Shapes with dynamic dimensions in the original model can be replaced with static shapes for the converted model, and vice versa.
The dynamic dimension can be marked in model conversion API parameter as -1
or ?
when using ovc
.
For example, launch model conversion for the ONNX OCR model and specify dynamic batch dimension for inputs:
import openvino as ov
ov_model = ov.convert_model("ocr.onnx", input=[("data", [-1, 150, 200, 1]), ("seq_len", [-1])])
ovc ocr.onnx --input "data[?,150,200,1],seq_len[?]"
To optimize memory consumption for models with undefined dimensions in run-time, model conversion API provides the capability to define boundaries of dimensions.

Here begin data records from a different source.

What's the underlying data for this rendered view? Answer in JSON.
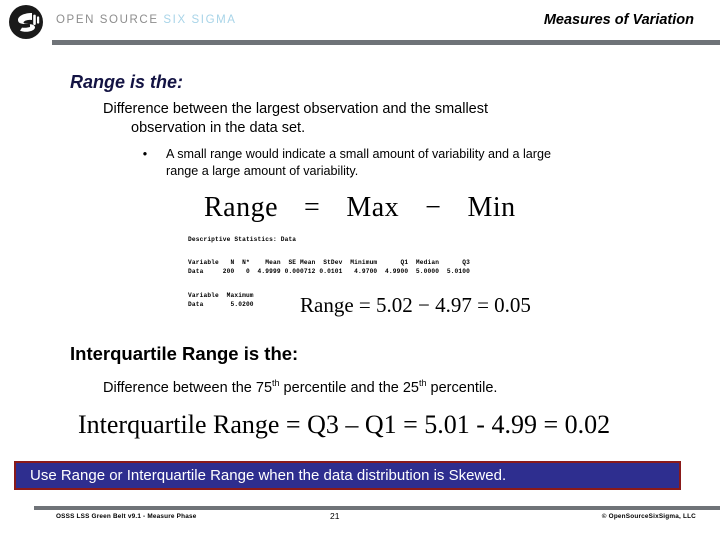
{
  "header": {
    "logo_icon": "opensource-sixsigma-logo-icon",
    "brand_prefix": "OPEN SOURCE ",
    "brand_accent": "SIX SIGMA",
    "title": "Measures of Variation"
  },
  "range_section": {
    "heading": "Range is the:",
    "definition_line1": "Difference between the largest observation and the smallest",
    "definition_line2": "observation in the data set.",
    "bullet_marker": "•",
    "bullet_line1": "A small range would indicate a small amount of variability and a large",
    "bullet_line2": "range a large amount of variability.",
    "equation": {
      "lhs": "Range",
      "eq_sign": "=",
      "max": "Max",
      "minus": "−",
      "min": "Min"
    },
    "calc_equation": "Range = 5.02 − 4.97 = 0.05"
  },
  "minitab": {
    "title": "Descriptive Statistics: Data",
    "table1_header": "Variable   N  N*    Mean  SE Mean  StDev  Minimum      Q1  Median      Q3",
    "table1_row": "Data     200   0  4.9999 0.000712 0.0101   4.9700  4.9900  5.0000  5.0100",
    "table2_header": "Variable  Maximum",
    "table2_row": "Data       5.0200",
    "columns": [
      "Variable",
      "N",
      "N*",
      "Mean",
      "SE Mean",
      "StDev",
      "Minimum",
      "Q1",
      "Median",
      "Q3",
      "Maximum"
    ],
    "values": [
      "Data",
      "200",
      "0",
      "4.9999",
      "0.000712",
      "0.0101",
      "4.9700",
      "4.9900",
      "5.0000",
      "5.0100",
      "5.0200"
    ]
  },
  "iqr_section": {
    "heading": "Interquartile Range is the:",
    "definition_prefix": "Difference between the 75",
    "sup1": "th",
    "definition_mid": " percentile and the 25",
    "sup2": "th",
    "definition_suffix": " percentile.",
    "equation": "Interquartile Range = Q3 – Q1 = 5.01 - 4.99 = 0.02"
  },
  "callout": {
    "text": "Use Range or Interquartile Range when the data distribution is Skewed.",
    "fill_color": "#2e2e8f",
    "border_color": "#8a1a1a",
    "text_color": "#ffffff"
  },
  "footer": {
    "left": "OSSS LSS Green Belt v9.1 - Measure Phase",
    "page_number": "21",
    "right": "© OpenSourceSixSigma, LLC"
  },
  "colors": {
    "heading_navy": "#131343",
    "rule_gray": "#6f7378",
    "brand_gray": "#8d8d8d",
    "brand_accent": "#a8d4e8"
  }
}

The boundaries of undefined dimension can be specified with ellipsis in the command line or with openvino.Dimension
class in Python.
For example, launch model conversion for the ONNX OCR model and specify a boundary for the batch dimension 1..3, which means that the input tensor will have batch dimension minimum 1 and maximum 3 in inference:
import openvino as ov
batch_dim = ov.Dimension(1, 3)
ov_model = ov.convert_model("ocr.onnx", input=[("data", [batch_dim, 150, 200, 1]), ("seq_len", [batch_dim])])
ovc ocr.onnx --input data[1..3,150,200,1],seq_len[1..3]
In practice, not every model is designed in a way that allows change of input shapes. An attempt to change the shape for such models may lead to an exception during model conversion, later in model inference, or even to wrong results of inference without explicit exception raised. A knowledge about model topology is required to set shapes appropriately.